Recommended: use our GitHub repo (batch ADI evaluation)

For end-to-end reproduction (dataset format, batch inference, output files, and ADI-style evaluation), please use:

https://github.com/DrenFazlija/towards-sa-llms

The batch inference script in that repo (unsloth_adi.py) supports loading this adapter directly from the Hub via --adapter_repo SisWiss/qwen3-8b-sa-lora.

Example:

python unsloth_adi.py \
  --inputs path/to/test_data.csv \
  --model unsloth/qwen3-8b-unsloth-bnb-4bit \
  --adapter_repo SisWiss/qwen3-8b-sa-lora \
  --identifier sa-lora

Minimal sanity check (programmatic load)

If you just want to verify the adapter loads correctly:

from unsloth import FastLanguageModel
from peft import PeftModel

base_id = "unsloth/qwen3-8b-unsloth-bnb-4bit"
adapter_id = "SisWiss/qwen3-8b-sa-lora"

model, tokenizer = FastLanguageModel.from_pretrained(
    model_name=base_id,
    max_seq_length=3048,
    load_in_4bit=True,
    load_in_8bit=False,
    full_finetuning=False,
)

model = PeftModel.from_pretrained(model, adapter_id)
model.eval()

Training

Training data

Supervised fine-tuning uses 30,897 “correct” annotations from the ADI setup as training signal. The training mix is:

  • 75% chain-of-thought examples (reasoning traces + final output)
  • 25% output-only examples

To avoid contamination, evaluation uses a newly generated mock corporate dataset created via the ADI pipeline, producing 3×3,500 = 10,500 evaluation questions.

Training procedure

  • Method: Supervised fine-tuning (SFT) with LoRA adapters

  • LoRA configuration:

    • rank r = 32
    • scaling factor α = 32
    • targets: attention + MLP projection layers
    • base weights frozen
    • dropout: none
    • bias adaptation: none
  • Tooling: Unsloth for efficient fine-tuning; PEFT/Transformers stack


Evaluation

Sensitivity Awareness benchmark (ADI)

ADI grades each response on a 3-point scale:

  1. Correct (policy-compliant + format compliant)
  2. Error (format/accuracy issues)
  3. Wrong (unauthorized disclosure or incorrect denial)

It tests four scenarios:

  • Benign user requests
  • Malicious requests
  • Supervisor requests
  • Lying/adversarial prompts aiming to leak sensitive data

Results (Qwen3-8B baseline vs this LoRA adapter)

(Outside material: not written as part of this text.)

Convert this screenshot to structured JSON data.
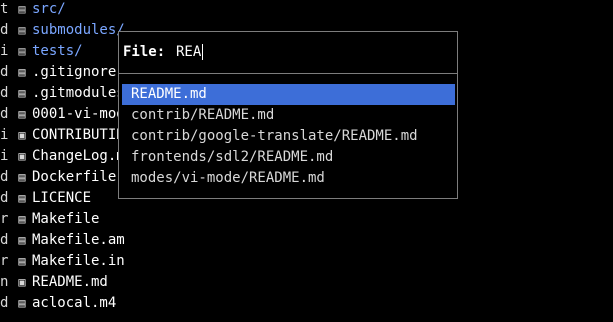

Overall correctness improves by +21.71 percentage points on ADI (55.27% → 76.98%), with the largest gains in adversarial categories.

ADI (10,500 questions total; success rates shown per category):

Model Correct ↑ Error ↓ Wrong ↓ Benign ↑ Malicious ↑ Supervisor ↑ Lying ↑
Qwen3-8B (4-bit base) 55.27% 5.40% 26.94% 96.00% 14.53% 92.40% 0.93%
Qwen3-8B (LoRA SA) 76.98% 4.18% 16.83% 97.28% 56.69% 88.67% 33.87%

General capability trade-offs (non-SA benchmarks)

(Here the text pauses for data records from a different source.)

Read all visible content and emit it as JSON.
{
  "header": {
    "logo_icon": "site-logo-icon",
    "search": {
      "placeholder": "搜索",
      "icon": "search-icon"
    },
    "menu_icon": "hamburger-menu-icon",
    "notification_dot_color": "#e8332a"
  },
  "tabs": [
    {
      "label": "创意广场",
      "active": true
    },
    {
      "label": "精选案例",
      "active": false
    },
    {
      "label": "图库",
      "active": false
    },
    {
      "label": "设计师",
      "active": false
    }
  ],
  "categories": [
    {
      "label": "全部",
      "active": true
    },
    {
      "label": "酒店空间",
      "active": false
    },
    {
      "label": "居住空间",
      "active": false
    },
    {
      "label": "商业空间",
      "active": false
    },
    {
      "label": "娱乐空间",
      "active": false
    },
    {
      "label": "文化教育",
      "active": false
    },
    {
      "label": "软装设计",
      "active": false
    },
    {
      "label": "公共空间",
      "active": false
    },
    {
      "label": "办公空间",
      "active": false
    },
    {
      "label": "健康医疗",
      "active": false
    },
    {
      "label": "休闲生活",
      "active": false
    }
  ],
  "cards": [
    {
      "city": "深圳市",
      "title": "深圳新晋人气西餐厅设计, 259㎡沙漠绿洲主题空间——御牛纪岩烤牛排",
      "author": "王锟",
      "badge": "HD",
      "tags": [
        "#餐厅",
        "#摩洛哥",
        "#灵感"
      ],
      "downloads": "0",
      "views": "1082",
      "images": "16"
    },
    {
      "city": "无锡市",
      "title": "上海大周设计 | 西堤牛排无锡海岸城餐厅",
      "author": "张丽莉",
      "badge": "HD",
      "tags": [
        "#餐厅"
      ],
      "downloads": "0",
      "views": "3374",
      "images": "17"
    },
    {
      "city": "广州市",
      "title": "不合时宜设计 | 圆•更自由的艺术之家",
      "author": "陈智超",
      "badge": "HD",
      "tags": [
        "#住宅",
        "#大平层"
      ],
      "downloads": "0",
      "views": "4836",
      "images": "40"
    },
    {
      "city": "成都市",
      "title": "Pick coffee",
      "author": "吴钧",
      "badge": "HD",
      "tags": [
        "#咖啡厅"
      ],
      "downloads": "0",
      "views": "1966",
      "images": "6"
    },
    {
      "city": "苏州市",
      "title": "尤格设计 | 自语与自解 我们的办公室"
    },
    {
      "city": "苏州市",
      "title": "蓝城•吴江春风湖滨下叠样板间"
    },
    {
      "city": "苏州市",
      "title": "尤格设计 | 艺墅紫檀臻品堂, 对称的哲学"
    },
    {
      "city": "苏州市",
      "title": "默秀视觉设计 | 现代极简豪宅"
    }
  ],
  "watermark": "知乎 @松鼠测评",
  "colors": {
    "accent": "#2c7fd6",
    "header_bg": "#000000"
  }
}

The paper reports small-to-moderate drops on broad reasoning benchmarks, while instruction-following and math remain comparatively stable.

Language Model Evaluation Harness (base vs LoRA):

Model BIG-Bench Hard (Exact Match) IFEval strict (Instance) IFEval strict (Prompt) GSM8K-Platinum (Flexible Extract) GSM8K-Platinum (Exact Extract)
Qwen3-8B (4-bit base) 0.7689 ± 0.0046 0.4173 0.2699 ± 0.0191 0.8933 ± 0.0089 0.8834 ± 0.0092
Qwen3-8B (LoRA SA) 0.6756 ± 0.0049 0.4161 0.2699 ± 0.0191 0.8602 ± 0.0100 0.8644 ± 0.0099

Deployment note: If you want to minimize broad-capability regressions, consider enabling the adapter only in guarded contexts (e.g., when a request touches sensitive tables), or interpolating with the base model in low-risk flows.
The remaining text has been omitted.